While you cannot directly execute the workflows in the CCLE public project, you can make a copy of the entire project to perform further analyses.

Copy the entire project

To copy the entire project:

  1. Access the CCLE public project by selecting Cancer Cell Line Encyclopedia (CCLE) from Public projects in the top navigation bar.
  2. Click Copy this project, next to the project's title, as shown below.
  1. In the pop-up window, you can name your copy of the project and select a billing group.
  1. Once you've customized the details, click Copy to copy the entire project.

You'll be redirected to the dashboard of your cloned project when it is ready, as shown below.


You can now use the data and workflows contained within this project to conduct your own analyses.

Run a task in a copied CCLE project

For instance, you can replicate one of the tasks in the project. The RNA-seq Differential Expression task in the copied project is a great starting point to run other differential expression analyses. All you have to do is change the input files.


Once you've copied the project, you can run tasks in it.

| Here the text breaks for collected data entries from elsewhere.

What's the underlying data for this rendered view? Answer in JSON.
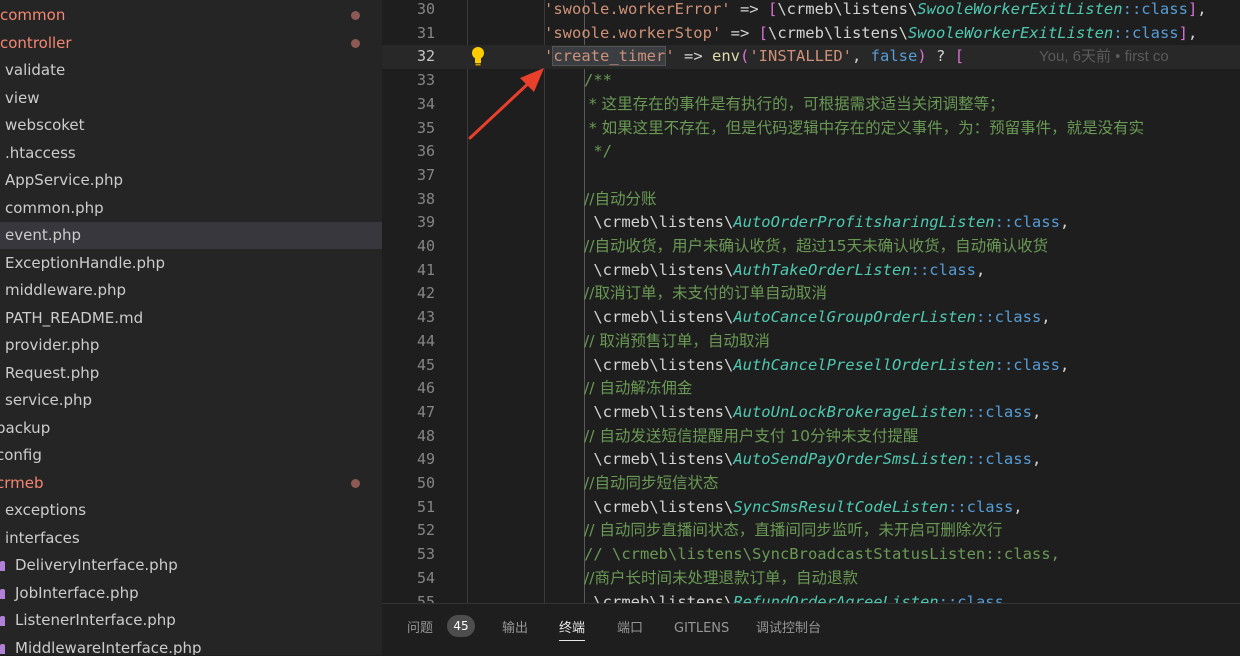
{
  "sidebar": {
    "items": [
      {
        "label": "common",
        "color": "red",
        "modified": true
      },
      {
        "label": "controller",
        "color": "red",
        "modified": true
      },
      {
        "label": "validate"
      },
      {
        "label": "view"
      },
      {
        "label": "webscoket"
      },
      {
        "label": ".htaccess"
      },
      {
        "label": "AppService.php"
      },
      {
        "label": "common.php"
      },
      {
        "label": "event.php",
        "selected": true
      },
      {
        "label": "ExceptionHandle.php"
      },
      {
        "label": "middleware.php"
      },
      {
        "label": "PATH_README.md"
      },
      {
        "label": "provider.php"
      },
      {
        "label": "Request.php"
      },
      {
        "label": "service.php"
      },
      {
        "label": "backup"
      },
      {
        "label": "config"
      },
      {
        "label": "crmeb",
        "color": "red",
        "modified": true
      },
      {
        "label": "exceptions"
      },
      {
        "label": "interfaces"
      },
      {
        "label": "DeliveryInterface.php",
        "icon": "php-interface-icon"
      },
      {
        "label": "JobInterface.php",
        "icon": "php-interface-icon"
      },
      {
        "label": "ListenerInterface.php",
        "icon": "php-interface-icon"
      },
      {
        "label": "MiddlewareInterface.php",
        "icon": "php-interface-icon"
      }
    ]
  },
  "editor": {
    "lines": [
      {
        "n": "30",
        "code": [
          [
            "str",
            "'swoole.workerError'"
          ],
          [
            "op",
            " => "
          ],
          [
            "brk",
            "["
          ],
          [
            "ns",
            "\\crmeb\\listens\\"
          ],
          [
            "cls",
            "SwooleWorkerExitListen"
          ],
          [
            "kw",
            "::class"
          ],
          [
            "brk",
            "]"
          ],
          [
            "op",
            ","
          ]
        ]
      },
      {
        "n": "31",
        "code": [
          [
            "str",
            "'swoole.workerStop'"
          ],
          [
            "op",
            " => "
          ],
          [
            "brk",
            "["
          ],
          [
            "ns",
            "\\crmeb\\listens\\"
          ],
          [
            "cls",
            "SwooleWorkerExitListen"
          ],
          [
            "kw",
            "::class"
          ],
          [
            "brk",
            "]"
          ],
          [
            "op",
            ","
          ]
        ]
      },
      {
        "n": "32",
        "current": true,
        "code": [
          [
            "str",
            "'"
          ],
          [
            "strhl",
            "create_timer"
          ],
          [
            "str",
            "'"
          ],
          [
            "op",
            " => "
          ],
          [
            "fn",
            "env"
          ],
          [
            "brk",
            "("
          ],
          [
            "str",
            "'INSTALLED'"
          ],
          [
            "op",
            ", "
          ],
          [
            "kw",
            "false"
          ],
          [
            "brk",
            ")"
          ],
          [
            "op",
            " ? "
          ],
          [
            "brk",
            "["
          ]
        ],
        "blame": "You, 6天前 • first co"
      },
      {
        "n": "33",
        "code": [
          [
            "cmt",
            "/**"
          ]
        ]
      },
      {
        "n": "34",
        "code": [
          [
            "cmt",
            " * 这里存在的事件是有执行的，可根据需求适当关闭调整等；"
          ]
        ]
      },
      {
        "n": "35",
        "code": [
          [
            "cmt",
            " * 如果这里不存在，但是代码逻辑中存在的定义事件，为：预留事件，就是没有实"
          ]
        ]
      },
      {
        "n": "36",
        "code": [
          [
            "cmt",
            " */"
          ]
        ]
      },
      {
        "n": "37",
        "code": []
      },
      {
        "n": "38",
        "code": [
          [
            "cmt",
            "//自动分账"
          ]
        ]
      },
      {
        "n": "39",
        "code": [
          [
            "ns",
            " \\crmeb\\listens\\"
          ],
          [
            "cls",
            "AutoOrderProfitsharingListen"
          ],
          [
            "kw",
            "::class"
          ],
          [
            "op",
            ","
          ]
        ]
      },
      {
        "n": "40",
        "code": [
          [
            "cmt",
            "//自动收货，用户未确认收货，超过15天未确认收货，自动确认收货"
          ]
        ]
      },
      {
        "n": "41",
        "code": [
          [
            "ns",
            " \\crmeb\\listens\\"
          ],
          [
            "cls",
            "AuthTakeOrderListen"
          ],
          [
            "kw",
            "::class"
          ],
          [
            "op",
            ","
          ]
        ]
      },
      {
        "n": "42",
        "code": [
          [
            "cmt",
            "//取消订单，未支付的订单自动取消"
          ]
        ]
      },
      {
        "n": "43",
        "code": [
          [
            "ns",
            " \\crmeb\\listens\\"
          ],
          [
            "cls",
            "AutoCancelGroupOrderListen"
          ],
          [
            "kw",
            "::class"
          ],
          [
            "op",
            ","
          ]
        ]
      },
      {
        "n": "44",
        "code": [
          [
            "cmt",
            "// 取消预售订单，自动取消"
          ]
        ]
      },
      {
        "n": "45",
        "code": [
          [
            "ns",
            " \\crmeb\\listens\\"
          ],
          [
            "cls",
            "AuthCancelPresellOrderListen"
          ],
          [
            "kw",
            "::class"
          ],
          [
            "op",
            ","
          ]
        ]
      },
      {
        "n": "46",
        "code": [
          [
            "cmt",
            "// 自动解冻佣金"
          ]
        ]
      },
      {
        "n": "47",
        "code": [
          [
            "ns",
            " \\crmeb\\listens\\"
          ],
          [
            "cls",
            "AutoUnLockBrokerageListen"
          ],
          [
            "kw",
            "::class"
          ],
          [
            "op",
            ","
          ]
        ]
      },
      {
        "n": "48",
        "code": [
          [
            "cmt",
            "// 自动发送短信提醒用户支付 10分钟未支付提醒"
          ]
        ]
      },
      {
        "n": "49",
        "code": [
          [
            "ns",
            " \\crmeb\\listens\\"
          ],
          [
            "cls",
            "AutoSendPayOrderSmsListen"
          ],
          [
            "kw",
            "::class"
          ],
          [
            "op",
            ","
          ]
        ]
      },
      {
        "n": "50",
        "code": [
          [
            "cmt",
            "//自动同步短信状态"
          ]
        ]
      },
      {
        "n": "51",
        "code": [
          [
            "ns",
            " \\crmeb\\listens\\"
          ],
          [
            "cls",
            "SyncSmsResultCodeListen"
          ],
          [
            "kw",
            "::class"
          ],
          [
            "op",
            ","
          ]
        ]
      },
      {
        "n": "52",
        "code": [
          [
            "cmt",
            "// 自动同步直播间状态，直播间同步监听，未开启可删除次行"
          ]
        ]
      },
      {
        "n": "53",
        "code": [
          [
            "cmt",
            "// \\crmeb\\listens\\SyncBroadcastStatusListen::class,"
          ]
        ]
      },
      {
        "n": "54",
        "code": [
          [
            "cmt",
            "//商户长时间未处理退款订单，自动退款"
          ]
        ]
      },
      {
        "n": "55",
        "code": [
          [
            "ns",
            " \\crmeb\\listens\\"
          ],
          [
            "cls",
            "RefundOrderAgreeListen"
          ],
          [
            "kw",
            "::class"
          ],
          [
            "op",
            ","
          ]
        ]
      }
    ]
  },
  "panel": {
    "tabs": [
      {
        "label": "问题",
        "badge": "45"
      },
      {
        "label": "输出"
      },
      {
        "label": "终端",
        "active": true
      },
      {
        "label": "端口"
      },
      {
        "label": "GITLENS"
      },
      {
        "label": "调试控制台"
      }
    ]
  },
  "icons": {
    "lightbulb": "lightbulb-icon",
    "arrow": "annotation-arrow"
  },
  "colors": {
    "accent_red": "#f48771",
    "arrow_red": "#e8402a",
    "bulb": "#ffcc00"
  }
}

  1. Navigate to the Tasks tab on your copied CCLE project's dashboard.
  2. Select one of the previously run tasks.
  3. Click Edit and rerun in the upper right hand corner, as shown below.
  1. You'll be redirected to the DRAFT task page, where you can select different inputs. Simply click Pick file(s), as you can see in the image below, to select different files.
  1. When you've selected your inputs, click Run in the upper righthand corner, as shown above.

Use a subset of the data

Instead of cloning the entire project, you can choose to select and copy a subset of the data.
To copy a subset of the data:

  1. Access the CCLE public project by selecting Cancer Cell Line Encyclopedia (CCLE) from Public projects in the top navigation bar. You'll be taken to the project dashboard of the CCLE public project, as shown below.
  1. Click on the Files tab in the upper righthand corner. This will take you to the Files page for the CCLE project, as shown below.
  1. Filter or search for the desired files. You can filter by:
  • Keywords - You can use the search bar at the top of the page to find files by entering the file name or notes associated with a file.
  • Metadata fields - Next to the search bar, you will see drop-down menus for the metadata fields File extension, Sample ID, and Task. Selecting a particular metadata value from one of these menus displays only files that match the value. You can add additional drop-down menus to filter by other metadata fields by clicking the + icon.
  1. You can choose specific files by selecting the corresponding checkbox in front of the file name.
  2. Select as many files as you desire and click Copy to.
  3. Select your desired project from the drop-down menu.

Now, you can start using the CCLE files you've added to your personal project in your own analysis.